Answer: 2. Solution A attains a higher temperature.

Explanation: Specific heat simply means, that amount of heat which is when supplied to a unit mass of a substance will raise its temperature by 1°C.

In the given situation we have equal masses of two solutions A & B, out of which A has lower specific heat which means that a unit mass of solution A requires lesser energy to raise its temperature by 1°C than the solution B.

Since, the masses of both the solutions are same and equal heat is supplied to both, the proportional condition will follow.

We have a formula for such condition,

$Q=m.c.\Delta T$ .....................................(1)

where:

$\Delta T$ = temperature difference

Q= heat energy

m= mass of the body

c= specific heat of the body

Proving mathematically:

According to the given conditions

we have equal masses of two solutions A & B, i.e. $m_A=m_B$

equal heat is supplied to both the solutions, i.e. $Q_A=Q_B$

specific heat of solution A, $c_{A}=2.0 J.g^{-1} .\degree C^{-1}$

specific heat of solution B, $c_{B}=3.8 J.g^{-1} .\degree C^{-1}$

$\Delta T_A$ & $\Delta T_B$ are the change in temperatures of the respective solutions.
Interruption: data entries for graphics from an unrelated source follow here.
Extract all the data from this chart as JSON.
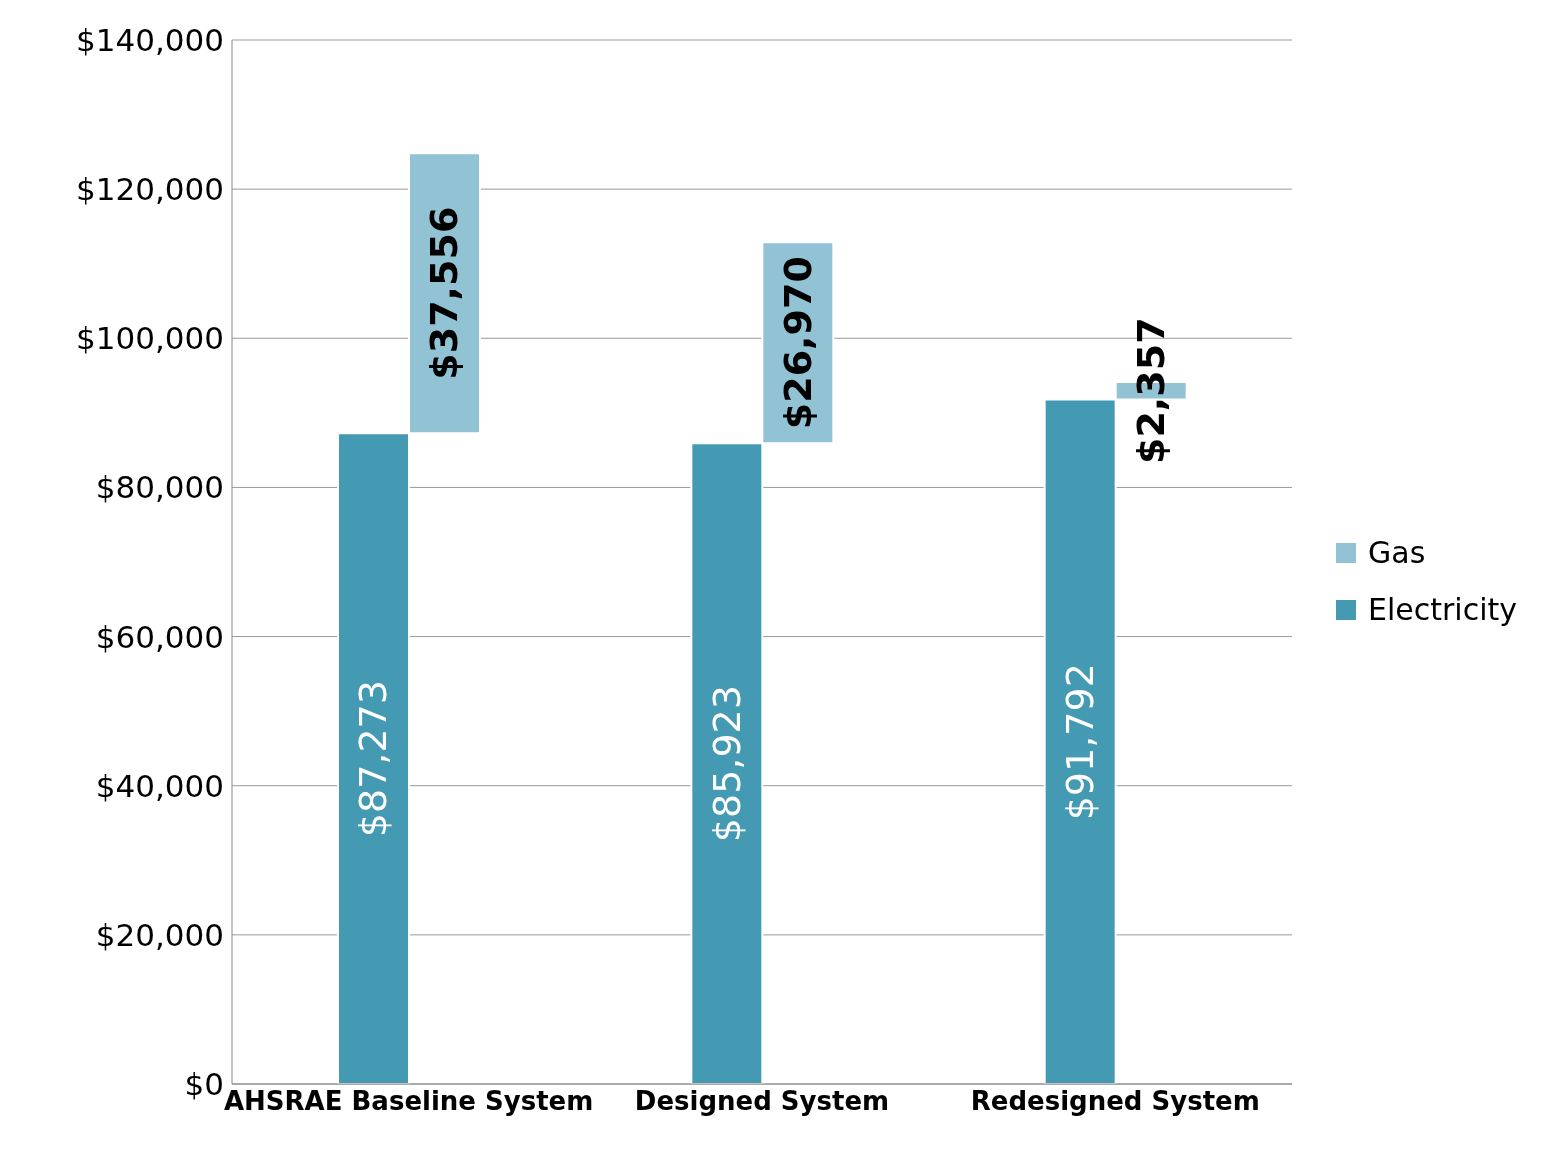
{
  "chart_data": {
    "type": "bar",
    "categories": [
      "AHSRAE Baseline System",
      "Designed System",
      "Redesigned System"
    ],
    "series": [
      {
        "name": "Gas",
        "color": "#92c3d5",
        "values": [
          37556,
          26970,
          2357
        ],
        "base": [
          87273,
          85923,
          91792
        ],
        "value_labels": [
          "$37,556",
          "$26,970",
          "$2,357"
        ]
      },
      {
        "name": "Electricity",
        "color": "#4499b3",
        "values": [
          87273,
          85923,
          91792
        ],
        "value_labels": [
          "$87,273",
          "$85,923",
          "$91,792"
        ]
      }
    ],
    "ylim": [
      0,
      140000
    ],
    "yticks": [
      {
        "value": 0,
        "label": "$0"
      },
      {
        "value": 20000,
        "label": "$20,000"
      },
      {
        "value": 40000,
        "label": "$40,000"
      },
      {
        "value": 60000,
        "label": "$60,000"
      },
      {
        "value": 80000,
        "label": "$80,000"
      },
      {
        "value": 100000,
        "label": "$100,000"
      },
      {
        "value": 120000,
        "label": "$120,000"
      },
      {
        "value": 140000,
        "label": "$140,000"
      }
    ],
    "grid": "y",
    "legend": "right"
  }
}
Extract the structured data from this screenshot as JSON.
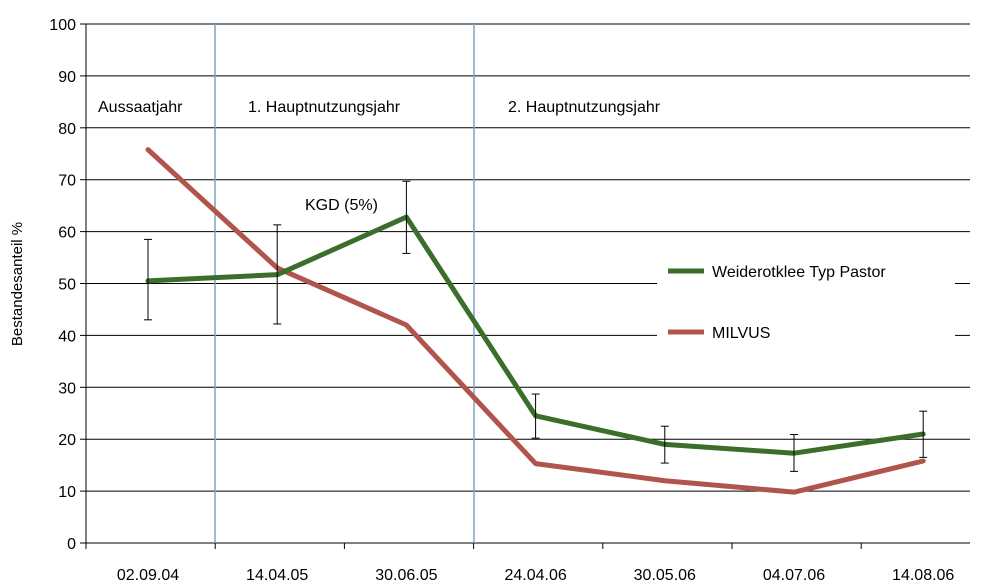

Now, putting the above values

$Q_A=Q_B$

$m_A.c_A. \Delta T_A=m_B.c_B . \Delta T_B\\\\2.0\times \Delta T_A=3.8 \times \Delta T_B\\\\ \Delta T_A=\frac{3.8}{2.0}\times \Delta T_B\\\\\\\frac{\Delta T_{A}}{\Delta T_{B}} = \frac{3.8}{2.0}>1$

Which proves that solution A attains a higher temperature than solution B.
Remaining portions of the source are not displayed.